Concrete exposed to seawater can undergo degradation like the dissolution of ettringite and gypsum, increasing the material's porosity and decreasing its strength. In contrast, the crystallization of salts within the concrete's pores can cause expansion, particularly above the waterline where evaporation occurs. Nonetheless, this expansion only happens when seawater, enabled by the concrete's permeability, manages to infiltrate the structure.
Concrete in areas between tide marks, which undergo regular cycles of wetting and drying, are particularly at risk and tend to degrade more severely than areas that remain permanently submerged. The damage from seawater is somewhat mitigated by the deposition of magnesium hydroxide, which forms in the concrete by the reaction of magnesium sulfate with calcium hydroxide, leading to clogged pores and reduced porosity.
In addition to chemical effects, concrete in marine environments can also suffer from physical damage due to frost, wave action, and abrasion.

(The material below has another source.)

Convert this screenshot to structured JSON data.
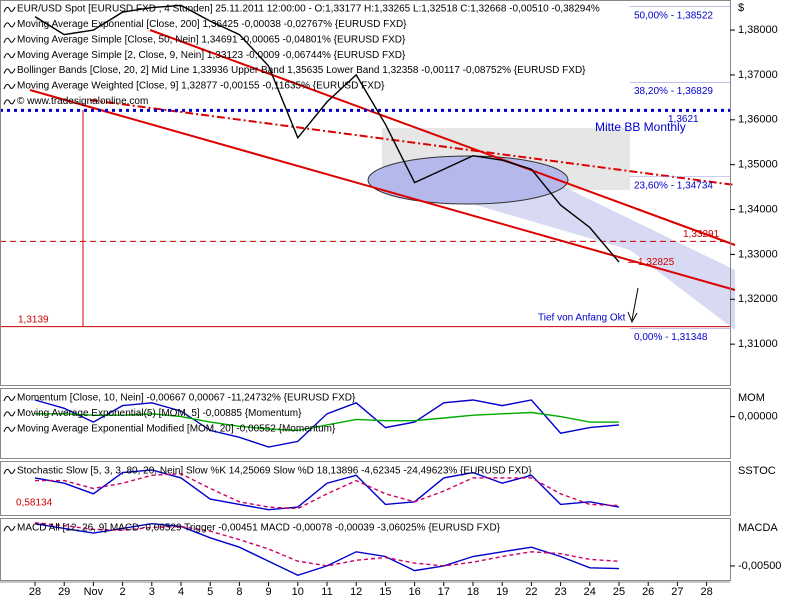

This physical damage can worsen the effects of chemical deterioration, particularly when salts absorbed by the concrete contribute to the corrosion of reinforcing steel.
To prevent damage from seawater, measures similar to those used against sulfate attack are recommended. These include using concrete with low permeability and ensuring proper coverage of at least 2 to 3 inches over the reinforcement bars. A cement content of 600 pounds per cubic yard above the waterline and 500 pounds per cubic yard below, along with a water-cement ratio of not more than 0.40 to 0.45, is advised. Additionally, achieving thorough compaction of the concrete and exercising precise craftsmanship in construction joints are critical to enhance the durability of concrete against seawater attack.